The Tynecastle club are about £25million in debt, with £15million of that owed to Lithuanian bank Ukio Bankas, which faces a bankruptcy hearing on Thursday.
Hearts moved to allay any fears of possible administration on Tuesday with a statement which claimed they are doing everything it can to "trade normally" while insisting that "the club is completely up to date with player salaries and taxes and the club continues to head towards operational self-sustainability."
Ahead of Saturday's Clydesdale Bank Premier League clash with St Mirren at Tynecastle, the former Jambos skipper and coach, said: "I'm sure the directors will let us know if anything happens.
"We've been told, hopefully, everything will be fine for next season so I can only go on that.
"I'm trying to build a team for next season and I'm pretty sure a lot of players out there would love to come here.
"I don't think the threat of administration will be bothering any of our potential targets.

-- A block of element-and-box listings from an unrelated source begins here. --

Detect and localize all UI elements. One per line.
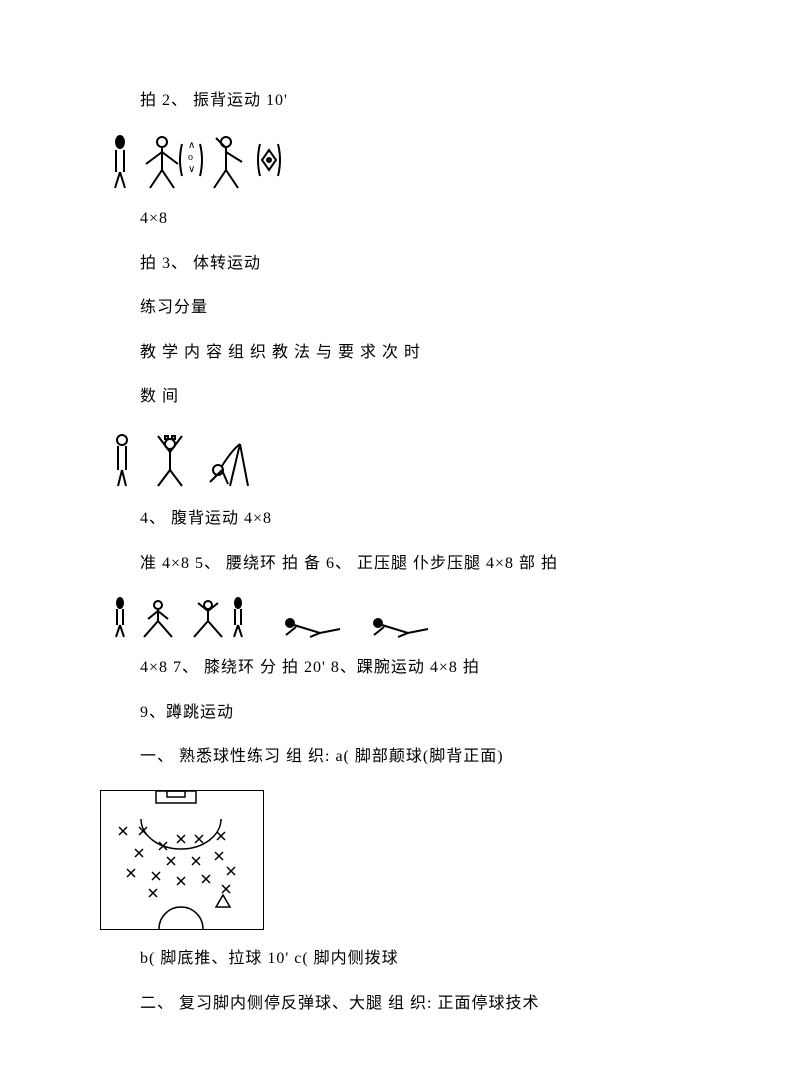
text-line-4: 练习分量: [140, 297, 700, 319]
text-line-6: 数 间: [140, 386, 700, 408]
text-line-2: 4×8: [140, 208, 700, 230]
text-line-8: 准 4×8 5、 腰绕环 拍 备 6、 正压腿 仆步压腿 4×8 部 拍: [140, 553, 700, 575]
exercise-figures-3-icon: [110, 597, 440, 639]
stick-figure-row-1: ∧ o ∨: [110, 134, 700, 190]
text-line-9: 4×8 7、 膝绕环 分 拍 20' 8、踝腕运动 4×8 拍: [140, 657, 700, 679]
stick-figure-row-3: [110, 597, 700, 639]
svg-text:∨: ∨: [188, 164, 195, 175]
exercise-figures-1-icon: ∧ o ∨: [110, 134, 305, 190]
text-line-1: 拍 2、 振背运动 10': [140, 90, 700, 112]
stick-figure-row-2: [110, 430, 700, 490]
document-page: 拍 2、 振背运动 10' ∧ o ∨: [0, 0, 800, 1077]
field-diagram-icon: [101, 791, 263, 929]
text-line-7: 4、 腹背运动 4×8: [140, 508, 700, 530]
text-line-12: b( 脚底推、拉球 10' c( 脚内侧拨球: [140, 948, 700, 970]
text-line-3: 拍 3、 体转运动: [140, 253, 700, 275]
svg-text:o: o: [188, 152, 193, 163]
text-line-5: 教 学 内 容 组 织 教 法 与 要 求 次 时: [140, 342, 700, 364]
svg-text:∧: ∧: [188, 140, 195, 151]
text-line-13: 二、 复习脚内侧停反弹球、大腿 组 织: 正面停球技术: [140, 993, 700, 1015]
text-line-11: 一、 熟悉球性练习 组 织: a( 脚部颠球(脚背正面): [140, 746, 700, 768]
field-diagram: [100, 790, 264, 930]
text-line-10: 9、蹲跳运动: [140, 702, 700, 724]
exercise-figures-2-icon: [110, 430, 270, 490]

"The first thing I ask them is if they want to come and play for Hearts and if they tell me that then hopefully we can get one or two signed up, no matter what's happening off the pitch.
"The best thing for everyone at the club would be for things to get sorted out off the pitch.
"As I've said since I took the job, the club isn't out of the woods and are still in a precarious position.
"But my sole focus is on the football, other questions are for the directors.
"I'm here as first team manager and all I can concentrate on is football matters."